Before I moved to New York from Minnesota, I could go into almost any Twin Cities liquor store and see at least three aquavit brands: one Danish, one Norwegian, and one Swedish. If it was a well stocked shop, there might be a two kinds of the Danish brand Aalborg and two or three Swedish brands. One of those Swedish aquavit brands was O.P. Anderson. In New York, I was pleased to find much the same situation at Astor Wines & Spirits. They stocked just about everything that a good Twin Cities shop had and even labeled a whole shelf section Aquavit, right between Vodka and Gin.
I was reminded of O.P. Anderson when a friend mentioned he’d seen a couple of old bottles in a Minneapolis liquor store. “Buy them!” I said (he did, and at a mere $20 each after tax). They must have been sitting there since 2007. So what happened?
This is a long story, so before I get into the details, I’ll summarize it: O.P. Anderson was owned by the Swedish liquor company that owned Absolut and has changed hands a couple of times. It’s now owned by Altia, a Finnish company.
Now the details: In March 2008, liquor giant Pernod Ricard bought Absolut Vodka’s parent company, Vin & Sprit AB (V&S), for $8.34 billion. Pernod was battling rivals Diageo (the biggest liquor giant of all dropped out when it formed a partnership with Ketel One), Bacardi, and Beam Global for Absolut. The deal closed in July 2008. Pernod Ricard then divided the Sweden-based V&S business into two units, one for Absolut and one called Pernod Ricard Nordic for all the local Scandinavian brands. Two of those brands were O.P. Anderson and Skåne Akvavit.
It was around this time—2008—that O.P. Anderson disappeared from American shelves. It’s a safe bet that Absolut, er, Pernod Ricard Nordic, decided to save money by halting the importation of its smaller Swedish brands to the U.S.
I reached out to Altia to see if they had any plans to bring O.P. Anderson back and got a reply from Mats Nilsson, their commercial director for travel, retail and export.

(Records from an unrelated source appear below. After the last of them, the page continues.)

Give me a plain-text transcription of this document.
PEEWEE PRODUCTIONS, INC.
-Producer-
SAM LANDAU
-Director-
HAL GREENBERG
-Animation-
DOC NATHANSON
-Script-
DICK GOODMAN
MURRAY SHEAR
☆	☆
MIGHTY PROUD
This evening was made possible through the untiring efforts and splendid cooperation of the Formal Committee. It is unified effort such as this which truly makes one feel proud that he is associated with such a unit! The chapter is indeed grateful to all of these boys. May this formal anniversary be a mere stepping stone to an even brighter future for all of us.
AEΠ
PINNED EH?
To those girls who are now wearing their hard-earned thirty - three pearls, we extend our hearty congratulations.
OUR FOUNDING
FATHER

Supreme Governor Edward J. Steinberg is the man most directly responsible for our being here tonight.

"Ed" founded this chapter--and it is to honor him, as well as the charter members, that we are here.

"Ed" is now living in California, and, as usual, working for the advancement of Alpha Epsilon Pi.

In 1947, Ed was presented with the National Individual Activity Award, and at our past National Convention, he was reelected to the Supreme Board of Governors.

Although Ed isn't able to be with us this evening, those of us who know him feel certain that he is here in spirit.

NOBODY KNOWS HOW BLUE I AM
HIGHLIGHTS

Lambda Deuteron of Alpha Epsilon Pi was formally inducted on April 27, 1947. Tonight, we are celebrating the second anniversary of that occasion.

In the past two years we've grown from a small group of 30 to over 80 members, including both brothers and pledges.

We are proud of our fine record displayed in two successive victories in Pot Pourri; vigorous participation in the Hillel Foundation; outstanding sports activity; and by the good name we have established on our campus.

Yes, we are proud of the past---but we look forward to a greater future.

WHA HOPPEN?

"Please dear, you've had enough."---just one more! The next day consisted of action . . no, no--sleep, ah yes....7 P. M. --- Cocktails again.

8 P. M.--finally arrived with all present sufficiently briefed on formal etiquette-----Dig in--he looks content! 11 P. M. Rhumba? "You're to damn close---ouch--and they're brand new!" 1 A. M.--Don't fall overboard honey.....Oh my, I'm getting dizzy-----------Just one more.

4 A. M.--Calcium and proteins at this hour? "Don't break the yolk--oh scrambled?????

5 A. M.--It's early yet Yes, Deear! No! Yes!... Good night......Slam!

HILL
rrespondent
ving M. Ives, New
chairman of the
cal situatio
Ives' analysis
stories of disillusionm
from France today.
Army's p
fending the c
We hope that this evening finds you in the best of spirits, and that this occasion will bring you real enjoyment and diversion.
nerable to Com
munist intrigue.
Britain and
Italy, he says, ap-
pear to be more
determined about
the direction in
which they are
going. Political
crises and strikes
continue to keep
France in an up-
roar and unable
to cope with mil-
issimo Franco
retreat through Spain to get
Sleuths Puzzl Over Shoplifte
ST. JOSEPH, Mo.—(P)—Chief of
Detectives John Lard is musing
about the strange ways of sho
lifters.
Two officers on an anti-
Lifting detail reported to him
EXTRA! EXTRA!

“The reason that export didn’t continue was simply [because volume was too low] and not really worth it,” he said in an e-mail. “For us to re-launch O.P. Anderson in the U.S. again we would have [to have] a plan of volume and investment where we can see that there is a good opportunity.”
That makes sense, but I would argue that now there is a good opportunity. Think about this: there are currently more American aquavit brands in the U.S. market than there are Scandinavian ones:
- Krogstad from Portland, Oregon
- North Shore from Chicago
- Gamle Ode from Minneapolis
- Sound Spirits from Seattle
And at least two of those, Krogstad and Gamle Ode, believe in the market enough to launch more than one style of aquavit.
For imports, we have only Linie and Aalborg left in the market. It makes one wonder how much of the surge in American aquavits had to do with the disappearance of Scandinavian brands. And how much potential O.P. Anderson and others might have in re-entering the U.S. market.
On a related note, those Swedish brands weren’t the only ones Pernod Ricard got in the V&S deal. Aalborg, the Danish brand, was also part of it. In the middle of last year, Pernod Ricard announced that it was selling off more Nordic brands, this time to Arcus Gruppen, the Norwegian liquor company that owns Linie Aquavit. The $126 million deal included Aalborg and another Danish aquavit brand, Brøndums, along with the Danish bitter Gammel Dansk and a German aquavit brand called Malteserkreuz.